Back in May, Adina Levin posted on BookBlog about how architect Christopher Alexander’s ‘intimacy gradient‘ was relevant to improving what could be termed the emotional usability of online social spaces. In short, simply dividing web social spaces as ‘private’ or ‘public’ does not adequately meet our need for nuanced levels of privacy online.
In architecture, an intimacy gradient exists when you start off in public areas and progress through semi-private to private and then intimate areas – consider a house with a porch, hallway, living room, bedroom, and increasing levels of privacy as you move through the building. This progression is something that we have all experienced and, on an unconscious level, we both understand and appreciate it. Removing it creates jarring and uncomfortable spaces that we prefer to avoid because, on an emotional level, it feels all wrong.
Similar social requirements exist online, but as Flemming Funch points out, deep linking removes the possibility of easily creating an intimacy gradient on a website because people can bypass the porch area and the hallway area completely and skip straight to the bedroom. This has led to a binary private/public system where you are either in or out. Even sites or IT systems with a complex structure of areas and permissions still rely on someone somewhere deciding whether you are going to be permitted or denied access to given resources.
On Many 2 Many, Ross Mayfield mentions a Socialtext case study which attempts to create an intimacy gradient:
- The broadest tier is a guest space, available to all.
- The second tier is a knowledgebase, accessible to all employees and contractors.
- The third tier is product development, for employees and contractors bound by a confidentiality agreement.
- The fourth tier is for the core management team to share confidential financial and HR information.
Yet, this system again requires someone to give or withhold permissions, so although it may be suitable for a corporate that’s still wedded to command-and-control tactics, it’s not of much use in social software situations where groups are self-organising
Christopher Allen of Life with Alacrity fleshes out the discussion further, pointing out that there is a requirement for some way to delineate the public, semi-private, private and intimate areas:
In architecture there are always some areas of the house or building that are more public — the entry, the living room, the atrium, etc., and areas that are more private such as bathrooms, bedrooms, and offices. In a good design there is some marker of change between these different areas — it might be a difference in ceiling height, a stairway leading to a different floor, or a narrow entrance. As an example, in the classical Japanese tea house, you have to bow low before entering. [...]
The need to provide for an Intimacy Gradient in social software is clear; however, the techniques for showing the transitions between the gradients are not. For instance, in the original Netscape Communicator, when you connected with a secure SSL connection, the border around the edge of the window would turn blue, and a solid blue key would show up.

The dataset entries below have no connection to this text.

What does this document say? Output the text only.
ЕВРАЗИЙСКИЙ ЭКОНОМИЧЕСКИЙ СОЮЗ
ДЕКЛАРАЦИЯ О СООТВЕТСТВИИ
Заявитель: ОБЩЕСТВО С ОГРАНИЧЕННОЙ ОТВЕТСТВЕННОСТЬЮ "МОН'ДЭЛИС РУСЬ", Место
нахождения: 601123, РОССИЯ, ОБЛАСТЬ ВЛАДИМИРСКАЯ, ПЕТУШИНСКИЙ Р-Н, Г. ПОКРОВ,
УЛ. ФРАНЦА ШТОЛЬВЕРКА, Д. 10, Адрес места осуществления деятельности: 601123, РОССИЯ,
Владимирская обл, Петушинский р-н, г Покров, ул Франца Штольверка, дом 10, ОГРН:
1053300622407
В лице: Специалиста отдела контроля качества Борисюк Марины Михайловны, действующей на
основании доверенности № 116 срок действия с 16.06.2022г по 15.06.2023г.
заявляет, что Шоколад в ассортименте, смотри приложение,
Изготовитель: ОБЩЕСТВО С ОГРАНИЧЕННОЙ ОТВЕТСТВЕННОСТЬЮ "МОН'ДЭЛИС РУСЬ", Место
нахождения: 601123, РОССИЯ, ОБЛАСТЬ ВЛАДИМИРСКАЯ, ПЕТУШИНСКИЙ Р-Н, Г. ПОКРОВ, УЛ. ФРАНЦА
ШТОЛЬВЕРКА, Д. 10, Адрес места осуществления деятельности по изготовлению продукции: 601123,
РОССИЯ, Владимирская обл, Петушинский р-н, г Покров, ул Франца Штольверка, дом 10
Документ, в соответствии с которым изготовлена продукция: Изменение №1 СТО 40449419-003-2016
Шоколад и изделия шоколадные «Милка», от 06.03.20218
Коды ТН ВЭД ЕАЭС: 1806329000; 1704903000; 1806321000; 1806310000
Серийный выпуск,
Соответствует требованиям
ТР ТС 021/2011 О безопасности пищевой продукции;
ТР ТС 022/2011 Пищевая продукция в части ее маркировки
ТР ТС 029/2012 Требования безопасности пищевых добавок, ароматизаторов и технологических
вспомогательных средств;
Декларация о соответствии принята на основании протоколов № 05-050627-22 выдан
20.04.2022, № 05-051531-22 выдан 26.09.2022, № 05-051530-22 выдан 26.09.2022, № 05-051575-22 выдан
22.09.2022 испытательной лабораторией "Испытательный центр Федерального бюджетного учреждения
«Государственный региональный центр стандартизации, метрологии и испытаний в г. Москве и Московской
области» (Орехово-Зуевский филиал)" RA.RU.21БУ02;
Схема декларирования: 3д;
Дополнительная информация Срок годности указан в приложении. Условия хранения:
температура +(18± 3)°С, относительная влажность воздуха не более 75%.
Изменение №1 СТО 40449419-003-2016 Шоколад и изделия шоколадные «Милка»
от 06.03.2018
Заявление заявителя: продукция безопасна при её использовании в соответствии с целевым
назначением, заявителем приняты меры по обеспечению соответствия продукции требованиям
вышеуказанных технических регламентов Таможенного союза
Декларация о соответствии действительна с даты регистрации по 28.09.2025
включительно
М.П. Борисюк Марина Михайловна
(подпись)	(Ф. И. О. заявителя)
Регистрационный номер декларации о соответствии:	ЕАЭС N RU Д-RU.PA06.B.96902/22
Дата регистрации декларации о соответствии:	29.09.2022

However, most people didn’t notice this change and no current browser does this; even the little locked icon at the bottom of Internet Explorer and often isn’t visible if you have the status bar turned off or if you are using frames.
Levin responds to Allen’s post with further thoughts about IRC and the use of IRCbots such as jibot in #joiito to provide ‘heralds’, (i.e. a short announcement of personal information), everytime someone enters the room as a marker for level of intimacy. She posits that by providing a herald, one immediately marks out #joiito as a more intimate channel than one without heralds. IRC is a good example to quote, but not because the use of jibot “Creates a social protocol where newcomers are expected to introduce themselves, and there’s a bit of banter where the social tone is established”.
IRC is interesting because it’s a good example of emergent intimacy gradients created by users self-organising. Channels like #joiito are public and, amongst bloggers at least, fairly well known. At any one time you are likely to find around 120 people logged on, even if only a fraction of them are active. If a conversation between friends becomes unsuitable for public consumption, then a semi-private temporary channel can be easily created into which that select group of people can be invited. If there’s then a need for yet more privacy between just two people, they can open a private message. This is an self-organised intimacy gradients at work.
A similar thing happens at conferences, with the public conference hall leading to semi-private groups congregating inbetween sessions, a semi-private back channel being opened (semi-private because not everyone at the conference will use it), and then private messages. These intimacy gradients are even more flexible, utilising different tools for difference sections of the gradient
These are all emergent behaviours, they’re people using the tools at hand in a way that feels comfortable to them. A good example of an imposed/self-organising intimacy gradient is that used by Zoetrope. A website for film makers and writers, it has a public area and a private area which you need to register to access. That’s the imposed section. Once registered, users access the self-organised section where there are ‘public’ messageboards to which anyone can post, ‘private offices’ which require an invitation from the owner before access is granted but which are semi-private areas, and ‘z-mail’ which acts as a private messaging system
I think the difficulty is not so much the creation of an intimacy gradient, but finding the right way to do so and deciding when to impose a system and when to give people the tools to self-organise.
Flemming Funch, in a further post, also asks some pertinent questions about markers, but I think what we need to do to find the answers is examine existing emergent behaviours and extrapolate good practice from that.